Five games into the new season and Mark Hughes is yet to get the best from the French striker

QPR continue to make tentative progress this season but their recent league outings have highlighted a problem in attack which Mark Hughes appears no closer to solving.

Hughes has yet to get the best out of Djibril Cisse this season, and as the Frenchman was restricted to his fourth successive appearance as a late substitute against Tottenham, Hughes’s comments on the former Liverpool and Sunderland man were revealing.

“He started the first two games, then I changed things around with different formations for different challenges we faced playing away from home,” said Hughes.

“We know what Djibril gives us. He is an outstanding finisher and we have to make sure that we are strong and compact enough, and have the quality about us to release him at the right times.

“We haven’t had the solidity to do that as yet, but Djib’s a great impact sub to come on.”

Cisse has become the most high-profile victim of Hughes’s early-season tinkering, as the manager seeks to find his most effective formation after a summer of upheaval.

The 31-year-old is an unpredictable character, capable of moments of brilliance, underlined by his magnificent run of form last season which provided the bedrock to Premier League survival.

But it is that unpredictability – Cisse’s tendency to drift in and out of games – which has made Hughes reluctant to play him in a 4-4-2 system which at times leaves Rangers vulnerable on the counter-attack and in need of strikers who are capable of supporting an under-pressure defence.

In the recent games against Manchester City and Chelsea, in which Hughes needed to strike the right balance between attacking potency and defensive resilience, he opted for Andy Johnson to partner Bobby Zamora, praising Johnson’s energy as QPR performed credibly in both matches.

Had Johnson remained fit, it is likely that he and Zamora would have continued that partnership, particularly at Loftus Road where the need is for Hughes’s side to find the net with regularity.

However, the season-ending injury which Johnson suffered against Chelsea leaves only Cisse and Zamora able to occupy the centre-forward positions. Against Tottenham on Sunday, Hughes placed his faith in Zamora as the lone striker in a familiar 4-2-3-1 line-up.

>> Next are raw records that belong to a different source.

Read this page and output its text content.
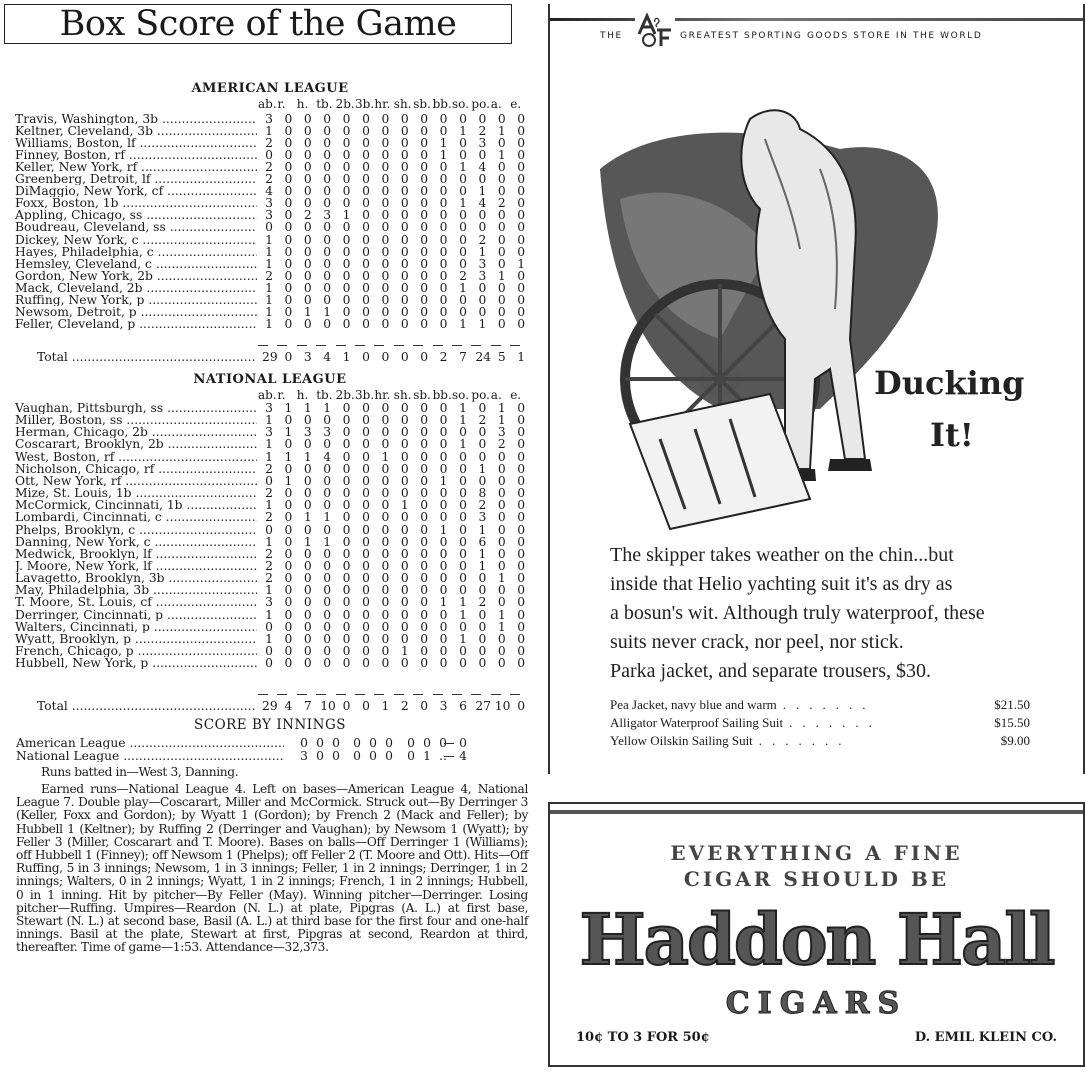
Box Score of the Game
AMERICAN LEAGUE
ab. r. h. tb. 2b. 3b. hr. sh. sb. bb. so. po. a. e.
Travis, Washington, 3b .....	3 0 0 0 0 0 0 0 0 0 0 0 0 0
Keltner, Cleveland, 3b .....	1 0 0 0 0 0 0 0 0 0 1 2 1 0
Williams, Boston, lf .....	2 0 0 0 0 0 0 0 0 1 0 3 0 0
Finney, Boston, rf .....	0 0 0 0 0 0 0 0 0 1 0 0 1 0
Keller, New York, rf .....	2 0 0 0 0 0 0 0 0 0 1 4 0 0
Greenberg, Detroit, lf .....	2 0 0 0 0 0 0 0 0 0 0 0 0 0
DiMaggio, New York, cf .....	4 0 0 0 0 0 0 0 0 0 0 1 0 0
Foxx, Boston, 1b .....	3 0 0 0 0 0 0 0 0 0 1 4 2 0
Appling, Chicago, ss .....	3 0 2 3 1 0 0 0 0 0 0 0 0 0
Boudreau, Cleveland, ss .....	0 0 0 0 0 0 0 0 0 0 0 0 0 0
Dickey, New York, c .....	1 0 0 0 0 0 0 0 0 0 0 2 0 0
Hayes, Philadelphia, c .....	1 0 0 0 0 0 0 0 0 0 0 1 0 0
Hemsley, Cleveland, c .....	1 0 0 0 0 0 0 0 0 0 0 3 0 1
Gordon, New York, 2b .....	2 0 0 0 0 0 0 0 0 0 2 3 1 0
Mack, Cleveland, 2b .....	1 0 0 0 0 0 0 0 0 0 1 0 0 0
Ruffing, New York, p .....	1 0 0 0 0 0 0 0 0 0 0 0 0 0
Newsom, Detroit, p .....	1 0 1 1 0 0 0 0 0 0 0 0 0 0
Feller, Cleveland, p .....	1 0 0 0 0 0 0 0 0 0 1 1 0 0
Total .....	29 0 3 4 1 0 0 0 0 2 7 24 5 1
NATIONAL LEAGUE
ab. r. h. tb. 2b. 3b. hr. sh. sb. bb. so. po. a. e.
Vaughan, Pittsburgh, ss .....	3 1 1 1 0 0 0 0 0 0 1 0 1 0
Miller, Boston, ss .....	1 0 0 0 0 0 0 0 0 0 1 2 1 0
Herman, Chicago, 2b .....	3 1 3 3 0 0 0 0 0 0 0 0 3 0
Coscarart, Brooklyn, 2b .....	1 0 0 0 0 0 0 0 0 0 1 0 2 0
West, Boston, rf .....	1 1 1 4 0 0 1 0 0 0 0 0 0 0
Nicholson, Chicago, rf .....	2 0 0 0 0 0 0 0 0 0 0 1 0 0
Ott, New York, rf .....	0 1 0 0 0 0 0 0 0 1 0 0 0 0
Mize, St. Louis, 1b .....	2 0 0 0 0 0 0 0 0 0 0 8 0 0
McCormick, Cincinnati, 1b .....	1 0 0 0 0 0 0 1 0 0 0 2 0 0
Lombardi, Cincinnati, c .....	2 0 1 1 0 0 0 0 0 0 0 3 0 0
Phelps, Brooklyn, c .....	0 0 0 0 0 0 0 0 0 1 0 1 0 0
Danning, New York, c .....	1 0 1 1 0 0 0 0 0 0 0 6 0 0
Medwick, Brooklyn, lf .....	2 0 0 0 0 0 0 0 0 0 0 1 0 0
J. Moore, New York, lf .....	2 0 0 0 0 0 0 0 0 0 0 1 0 0
Lavagetto, Brooklyn, 3b .....	2 0 0 0 0 0 0 0 0 0 0 0 1 0
May, Philadelphia, 3b .....	1 0 0 0 0 0 0 0 0 0 0 0 0 0
T. Moore, St. Louis, cf .....	3 0 0 0 0 0 0 0 0 1 1 2 0 0
Derringer, Cincinnati, p .....	1 0 0 0 0 0 0 0 0 0 1 0 1 0
Walters, Cincinnati, p .....	0 0 0 0 0 0 0 0 0 0 0 0 1 0
Wyatt, Brooklyn, p .....	1 0 0 0 0 0 0 0 0 0 1 0 0 0
French, Chicago, p .....	0 0 0 0 0 0 0 1 0 0 0 0 0 0
Hubbell, New York, p .....	0 0 0 0 0 0 0 0 0 0 0 0 0 0
Total .....	29 4 7 10 0 0 1 2 0 3 6 27 10 0
SCORE BY INNINGS
American League .....	0 0 0 0 0 0 0 0 0 0
National League .....	3 0 0 0 0 0 0 1 .. 4
Runs batted in—West 3, Danning.
Earned runs—National League 4. Left on bases—American League 4, National League 7. Double play—Coscarart, Miller and McCormick. Struck out—By Derringer 3 (Keller, Foxx and Gordon); by Wyatt 1 (Gordon); by French 2 (Mack and Feller); by Hubbell 1 (Keltner); by Ruffing 2 (Derringer and Vaughan); by Newsom 1 (Wyatt); by Feller 3 (Miller, Coscarart and T. Moore). Bases on balls—Off Derringer 1 (Williams); off Hubbell 1 (Finney); off Newsom 1 (Phelps); off Feller 2 (T. Moore and Ott). Hits—Off Ruffing, 5 in 3 innings; Newsom, 1 in 3 innings; Feller, 1 in 2 innings; Derringer, 1 in 2 innings; Walters, 0 in 2 innings; Wyatt, 1 in 2 innings; French, 1 in 2 innings; Hubbell, 0 in 1 inning. Hit by pitcher—By Feller (May). Winning pitcher—Derringer. Losing pitcher—Ruffing. Umpires—Reardon (N. L.) at plate, Pipgras (A. L.) at first base, Stewart (N. L.) at second base, Basil (A. L.) at third base for the first four and one-half innings. Basil at the plate, Stewart at first, Pipgras at second, Reardon at third, thereafter. Time of game—1:53. Attendance—32,373.
THE	GREATEST SPORTING GOODS STORE IN THE WORLD
Ducking
It!
The skipper takes weather on the chin...but
inside that Helio yachting suit it's as dry as
a bosun's wit. Although truly waterproof, these
suits never crack, nor peel, nor stick.
Parka jacket, and separate trousers, $30.
Pea Jacket, navy blue and warm .......	$21.50
Alligator Waterproof Sailing Suit .......	$15.50
Yellow Oilskin Sailing Suit .......	$9.00
EVERYTHING A FINE
CIGAR SHOULD BE
Haddon Hall
CIGARS
10¢ TO 3 FOR 50¢	D. EMIL KLEIN CO.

Zamora is ideally suited to such a role, and he once again underlined his worth to the side with his fourth goal of the season. He was at the heart of easily the best football QPR have played under the Welshman’s guidance, scoring clinically in the first half and giving Spurs’ centre-backs William Gallas and Jan Vertonghen a torrid opening 45 minutes in the pouring rain.

But when Hughes took Zamora off in the 72nd minute, bringing on Cisse but sticking with the same formation, the Frenchman who is yet to score in the league this season again proved that he is ineffective playing as the lone striker.

Hughes was keen to abandon last season’s 4-2-3-1 formation for a more offensive 4-4-2, but Johnson was central to those plans and Hughes appears completely unwilling to let his two other strikers loose in tandem. The only option would be to stick with Zamora up front, and continue with Cisse’s new role as an ‘impact sub’.

But that could yet prove a risky move. Zamora is the only player to score in the league for Rangers this season – two from open play, and one penalty rebound. If Hughes is to persevere with 4-2-3-1 QPR’s supporting midfielders must also start scoring with regularity.

QPR’s next five league matches see them entertain West Ham, Everton and Reading – all games from which, if Rangers have serious ambitions this season – they should target maximum points.

Trips to an impressive West Bromwich Albion side and, more significantly, Arsenal, are the ideal occasions on which Zamora can lead the line when QPR’s priority will be to avoid defeat.

But certainly at home, Hughes needs to find a way to get the best from Cisse, or QPR’s most dangerous attacking weapon will be lost amid a series of appearances from the bench.